When to Communicate—PHS agencies are often faced with the difficult problem of knowing when there is enough scientific information to warrant a health risk communication. Integral to this question is the quality of the scientific information available to the agency. How good is the information, and is it enough to support a health risk communication? There are no simple answers to these questions. Each agency must determine when a health risk communication is required based on its statutory mandates and science policies.

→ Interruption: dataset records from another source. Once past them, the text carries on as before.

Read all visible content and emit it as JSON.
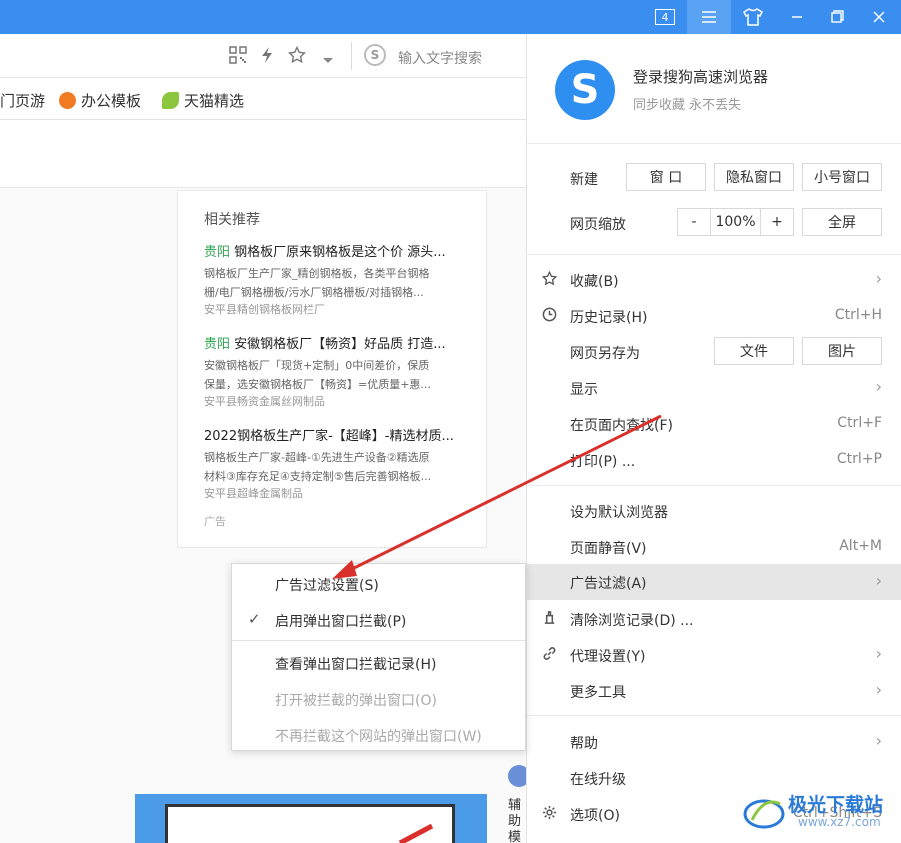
{
  "titlebar": {
    "tab_count": "4",
    "menu_icon": "hamburger-icon",
    "skin_icon": "tshirt-icon",
    "minimize_icon": "minimize-icon",
    "restore_icon": "restore-icon",
    "close_icon": "close-icon"
  },
  "addressbar": {
    "search_placeholder": "输入文字搜索"
  },
  "bookmarks": [
    {
      "label": "门页游"
    },
    {
      "label": "办公模板"
    },
    {
      "label": "天猫精选"
    }
  ],
  "recommend": {
    "title": "相关推荐",
    "items": [
      {
        "city": "贵阳",
        "title": " 钢格板厂原来钢格板是这个价  源头...",
        "desc1": "钢格板厂生产厂家_精创钢格板，各类平台钢格",
        "desc2": "栅/电厂钢格栅板/污水厂钢格栅板/对插钢格...",
        "source": "安平县精创钢格板网栏厂"
      },
      {
        "city": "贵阳",
        "title": " 安徽钢格板厂【畅资】好品质  打造...",
        "desc1": "安徽钢格板厂「现货+定制」0中间差价，保质",
        "desc2": "保量，选安徽钢格板厂【畅资】=优质量+惠...",
        "source": "安平县畅资金属丝网制品"
      },
      {
        "city": "",
        "title": "2022钢格板生产厂家-【超峰】-精选材质...",
        "desc1": "钢格板生产厂家-超峰-①先进生产设备②精选原",
        "desc2": "材料③库存充足④支持定制⑤售后完善钢格板...",
        "source": "安平县超峰金属制品"
      }
    ],
    "ad_label": "广告"
  },
  "sidebar_text": "辅助模式",
  "menu": {
    "login_title": "登录搜狗高速浏览器",
    "login_sub": "同步收藏 永不丢失",
    "new_label": "新建",
    "new_window": "窗 口",
    "private_window": "隐私窗口",
    "small_window": "小号窗口",
    "zoom_label": "网页缩放",
    "zoom_minus": "-",
    "zoom_value": "100%",
    "zoom_plus": "+",
    "fullscreen": "全屏",
    "favorites": "收藏(B)",
    "history": "历史记录(H)",
    "history_sc": "Ctrl+H",
    "save_as": "网页另存为",
    "save_file": "文件",
    "save_image": "图片",
    "display": "显示",
    "find": "在页面内查找(F)",
    "find_sc": "Ctrl+F",
    "print": "打印(P) ...",
    "print_sc": "Ctrl+P",
    "set_default": "设为默认浏览器",
    "mute": "页面静音(V)",
    "mute_sc": "Alt+M",
    "ad_filter": "广告过滤(A)",
    "clear": "清除浏览记录(D) ...",
    "proxy": "代理设置(Y)",
    "more_tools": "更多工具",
    "help": "帮助",
    "upgrade": "在线升级",
    "options": "选项(O)",
    "options_sc": "Ctrl+Shift+S"
  },
  "submenu": {
    "ad_filter_settings": "广告过滤设置(S)",
    "enable_popup_block": "启用弹出窗口拦截(P)",
    "view_popup_log": "查看弹出窗口拦截记录(H)",
    "open_blocked": "打开被拦截的弹出窗口(O)",
    "no_block_site": "不再拦截这个网站的弹出窗口(W)"
  },
  "watermark": {
    "text": "极光下载站",
    "url": "www.xz7.com"
  },
  "colors": {
    "titlebar": "#3a8ef0",
    "accent": "#2f8ff0",
    "city_green": "#2ea44f",
    "annotation_red": "#d9302c"
  }
}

Scientific Uncertainty—A complicating point in satisfying the public's demand for reliable and meaningful information on environmental hazards is "scientific uncertainty." Frequently, government agencies are faced with the dilemma of having to acknowledge and explain uncertainty to a public that perceives scientific findings as the product of a process that is precise, repeatable, and reliable. Moreover, the public often associates correlation as being the same as causality. As a result, agencies are faced with the difficult task of trying to say what their scientific data mean, as well as the data's limitations and uncertainties.

Further, government agencies must shape their communications to take account of a wide range of public attitudes and demands about the cause, nature, magnitude, and consequences of specific environmental risk factors. The considerable diversity in public interest will complicate how uncertainty is conveyed in a particular health risk communication. Because there is little guidance on how to communicate uncertainty in health risk communications, the Subcommittee has undertaken a project on that subject. The findings and recommendations from the Subcommittee's study will be available at a later date.